Commento al Vangelo di Luca 12,13-21

La lettura del vangelo di oggi è emblematica e mette in evidenza la cosa che forse a noi, abitanti di questo mondo fa più gola che mai: il possesso dei beni, l’agiatezza, la spensieratezza che deriva dalla sicurezza apparente nel benessere.

Il vangelo si apre con una richiesta da parte di una persona al Maestro di ricevere, a buon ragione, la metà dei beni che il fratello possedeva e che quindi, riversando quest’ultimo in una condizione di sovrabbondanza, avrebbe dovuto cedergli in virtù della nullatenenza del richiedente.

Umanamente non fa una piega, anzi renderebbe anche giustizia l’equa ripartizione dei beni, addirittura è lo stesso Maestro che in altre occasioni dice di cedere a chi non ha nulla; ma stavolta le cose vanno un po’ diversamente: il Maestro dice di stare attenti, di non cadere nell’inganno del possedimento dei beni terreni ed inoltre chiede, forse un po’ provocatoriamente, da chi Lui stesso sia stato istituito come giudice o mediatore. Bella domanda, mi verrebbe da rispondere!

Chi, se non Dio solo lo abbia potuto istituire come giudice o mediatore?

Risposta scontata mi sembra, però di sobbalzo mi chiedo: «ma se è tanto scontata, perchè Gesù afferma ciò che è già noto?» Semplice, per togliere il velo dell’inganno dagli occhi delle folle e far compredere loro che la scelta spetta a Dio ed a Dio solo e non è consentito nella misura più assoluta direzionare le scelte divine in funzione dei nostri subdoli desideri; a noi invece competerebbe solo far fede ai suoi insegnamenti e non guardare e desiderare il bene del prossimo; un richiamo quindi all’essenzialità, alla fondatezza, alla fonte e non all’inutile ed effimero bene che si consuma, marcisce e muore.

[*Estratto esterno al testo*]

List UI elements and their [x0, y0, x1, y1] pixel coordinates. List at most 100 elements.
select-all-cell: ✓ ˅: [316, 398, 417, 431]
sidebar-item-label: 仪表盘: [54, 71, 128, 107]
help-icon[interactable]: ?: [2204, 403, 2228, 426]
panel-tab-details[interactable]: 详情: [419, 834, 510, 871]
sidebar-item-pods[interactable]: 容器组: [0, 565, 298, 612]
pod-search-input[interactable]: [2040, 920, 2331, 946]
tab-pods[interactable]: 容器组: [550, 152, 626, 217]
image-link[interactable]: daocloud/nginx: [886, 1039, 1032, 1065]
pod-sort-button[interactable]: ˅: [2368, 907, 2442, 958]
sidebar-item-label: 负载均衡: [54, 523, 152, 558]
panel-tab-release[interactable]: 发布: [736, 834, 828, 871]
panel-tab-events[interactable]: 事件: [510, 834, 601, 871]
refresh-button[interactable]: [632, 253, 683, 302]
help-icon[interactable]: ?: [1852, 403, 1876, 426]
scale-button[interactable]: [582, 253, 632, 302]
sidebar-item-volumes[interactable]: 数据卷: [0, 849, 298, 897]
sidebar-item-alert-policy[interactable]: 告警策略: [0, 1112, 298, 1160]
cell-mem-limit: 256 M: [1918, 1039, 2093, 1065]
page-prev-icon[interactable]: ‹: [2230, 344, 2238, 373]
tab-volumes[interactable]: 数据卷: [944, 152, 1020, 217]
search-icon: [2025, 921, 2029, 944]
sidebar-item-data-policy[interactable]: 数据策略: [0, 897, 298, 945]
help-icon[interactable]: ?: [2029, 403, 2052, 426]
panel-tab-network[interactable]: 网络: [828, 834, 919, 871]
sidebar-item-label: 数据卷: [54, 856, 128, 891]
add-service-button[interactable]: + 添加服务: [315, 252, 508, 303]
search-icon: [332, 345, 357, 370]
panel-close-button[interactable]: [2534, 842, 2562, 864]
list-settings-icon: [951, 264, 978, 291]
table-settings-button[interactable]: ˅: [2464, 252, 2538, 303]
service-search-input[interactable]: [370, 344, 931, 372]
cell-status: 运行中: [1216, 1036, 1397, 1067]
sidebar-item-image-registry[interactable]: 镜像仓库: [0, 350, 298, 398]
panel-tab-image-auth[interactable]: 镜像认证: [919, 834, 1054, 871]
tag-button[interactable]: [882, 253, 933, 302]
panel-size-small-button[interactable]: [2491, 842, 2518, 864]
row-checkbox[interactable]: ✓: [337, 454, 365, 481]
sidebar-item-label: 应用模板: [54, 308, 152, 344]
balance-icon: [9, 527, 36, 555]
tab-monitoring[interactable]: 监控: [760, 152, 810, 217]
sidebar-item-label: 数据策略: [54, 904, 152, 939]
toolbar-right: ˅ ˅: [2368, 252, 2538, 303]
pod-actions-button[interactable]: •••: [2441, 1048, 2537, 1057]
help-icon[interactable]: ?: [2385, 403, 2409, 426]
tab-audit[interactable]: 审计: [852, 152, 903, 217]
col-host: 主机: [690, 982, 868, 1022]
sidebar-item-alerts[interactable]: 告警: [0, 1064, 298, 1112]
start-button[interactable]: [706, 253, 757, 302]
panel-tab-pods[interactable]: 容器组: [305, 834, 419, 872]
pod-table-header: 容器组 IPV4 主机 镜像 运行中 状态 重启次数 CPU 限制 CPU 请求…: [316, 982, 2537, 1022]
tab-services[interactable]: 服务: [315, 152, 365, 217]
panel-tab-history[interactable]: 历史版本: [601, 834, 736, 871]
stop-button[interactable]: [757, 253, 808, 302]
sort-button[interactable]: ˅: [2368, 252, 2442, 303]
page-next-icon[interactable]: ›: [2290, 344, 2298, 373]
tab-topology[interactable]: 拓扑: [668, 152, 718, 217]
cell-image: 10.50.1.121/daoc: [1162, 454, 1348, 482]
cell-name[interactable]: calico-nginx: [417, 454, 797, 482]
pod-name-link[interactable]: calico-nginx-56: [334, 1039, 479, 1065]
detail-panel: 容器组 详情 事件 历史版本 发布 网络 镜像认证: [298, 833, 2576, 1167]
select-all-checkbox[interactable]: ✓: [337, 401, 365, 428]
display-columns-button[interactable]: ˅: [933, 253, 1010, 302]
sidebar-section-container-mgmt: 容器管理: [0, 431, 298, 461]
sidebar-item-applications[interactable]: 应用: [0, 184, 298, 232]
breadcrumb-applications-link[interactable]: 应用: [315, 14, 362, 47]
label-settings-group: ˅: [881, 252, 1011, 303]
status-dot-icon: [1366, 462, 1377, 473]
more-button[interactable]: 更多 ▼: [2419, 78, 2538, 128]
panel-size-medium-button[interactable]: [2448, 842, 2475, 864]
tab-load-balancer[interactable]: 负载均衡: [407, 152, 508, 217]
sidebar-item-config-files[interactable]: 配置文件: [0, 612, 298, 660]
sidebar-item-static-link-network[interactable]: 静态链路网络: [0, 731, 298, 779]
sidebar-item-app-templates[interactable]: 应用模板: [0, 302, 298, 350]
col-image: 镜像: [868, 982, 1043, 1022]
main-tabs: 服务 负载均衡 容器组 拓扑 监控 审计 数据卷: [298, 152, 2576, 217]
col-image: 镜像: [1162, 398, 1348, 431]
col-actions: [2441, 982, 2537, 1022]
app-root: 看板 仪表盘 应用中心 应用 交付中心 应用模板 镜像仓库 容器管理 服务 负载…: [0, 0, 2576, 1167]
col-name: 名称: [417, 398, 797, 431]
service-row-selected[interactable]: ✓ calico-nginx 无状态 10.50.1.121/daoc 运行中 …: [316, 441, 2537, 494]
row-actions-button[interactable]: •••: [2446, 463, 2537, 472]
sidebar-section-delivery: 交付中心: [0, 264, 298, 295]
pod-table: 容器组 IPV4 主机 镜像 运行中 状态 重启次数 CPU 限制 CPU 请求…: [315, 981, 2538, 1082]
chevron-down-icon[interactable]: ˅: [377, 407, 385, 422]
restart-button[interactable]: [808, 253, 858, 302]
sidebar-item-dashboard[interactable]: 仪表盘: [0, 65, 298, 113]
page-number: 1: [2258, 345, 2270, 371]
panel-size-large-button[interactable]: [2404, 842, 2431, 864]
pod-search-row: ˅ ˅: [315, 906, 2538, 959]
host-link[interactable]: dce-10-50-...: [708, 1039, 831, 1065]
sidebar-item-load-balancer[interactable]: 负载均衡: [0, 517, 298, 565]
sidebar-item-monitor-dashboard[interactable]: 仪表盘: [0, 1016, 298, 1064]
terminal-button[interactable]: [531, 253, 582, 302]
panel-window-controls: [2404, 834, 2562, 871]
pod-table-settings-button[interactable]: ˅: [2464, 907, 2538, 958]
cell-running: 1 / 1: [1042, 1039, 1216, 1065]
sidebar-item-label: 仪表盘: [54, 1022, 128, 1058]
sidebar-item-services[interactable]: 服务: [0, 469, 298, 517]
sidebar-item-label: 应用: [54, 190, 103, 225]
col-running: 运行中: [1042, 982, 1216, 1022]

Immediatamente dopo, Gesù cita una parabola che rafforza quanto ho detto in precedenza, evidenziando la misura inconsistente dei beni terreni che, inaspettatamente, nonostante le accurate pianificazioni umane, vengono meno a causa del venir meno di colui che li desiderava ardentemente (costui li stiva e li custodisce ancor più gelosamente, per goderseli poi con calma al tempo opportuno). L’attenzione della parabola è alla vita stessa, dono prezioso, da non sciupare dietro cose inutili, ma di utilizzarla invece per imparare a possedere dei beni che non si consumano e non si deteriorano, e che producono frutto succulento e prelibato, dando germe di amore, di altruismo, di virtù, di solidarietà.

Se volessi ora ripercorrere l’intero passo appena spiegato in una coerente e stringata sequenza logica farei così, proponendo due strade l’una giusta e l’altra umanamente logica:

1) vita → possesso bene celeste → godimento di Dio;

2) vita → possesso beni terreni → godimento di quanto si possiede.

Il punto n. 2 presenta un loop, non considera un dato essenziale, che è il termine della vita terrena e pertanto il godimento, è solo apparente e limitato; se consideriamo poi, che potrebbero concorrere anche altre cause a diminuire ancora ulteriormente quanto sapientemente calcolato dall’uomo, tale godimento si riduce oltremodo.

Il punto 1 invece è corretto, perchè imparando al possesso dei beni celesti, porta inevitabilmente al godimento di Dio, che avverrà in pienezza alla fine della nostra vita, ma che gustiamo, in perfetta armonia d’amore con il risorto, già in questa vita accorgendocene attraverso gli effetti che tale godimento produce in noi stessi: pace, amore, serenità, calma e ponderatezza, solo per citarne alcuni.

La scelta dobbiamo farla noi, siamo liberi, però non diciamo che non ne sapevamo nulla, perché Dio ci ha indicato la strada con tanto amore, però, rispettandoci, ci lascia liberi di seguirlo o abbandonarlo.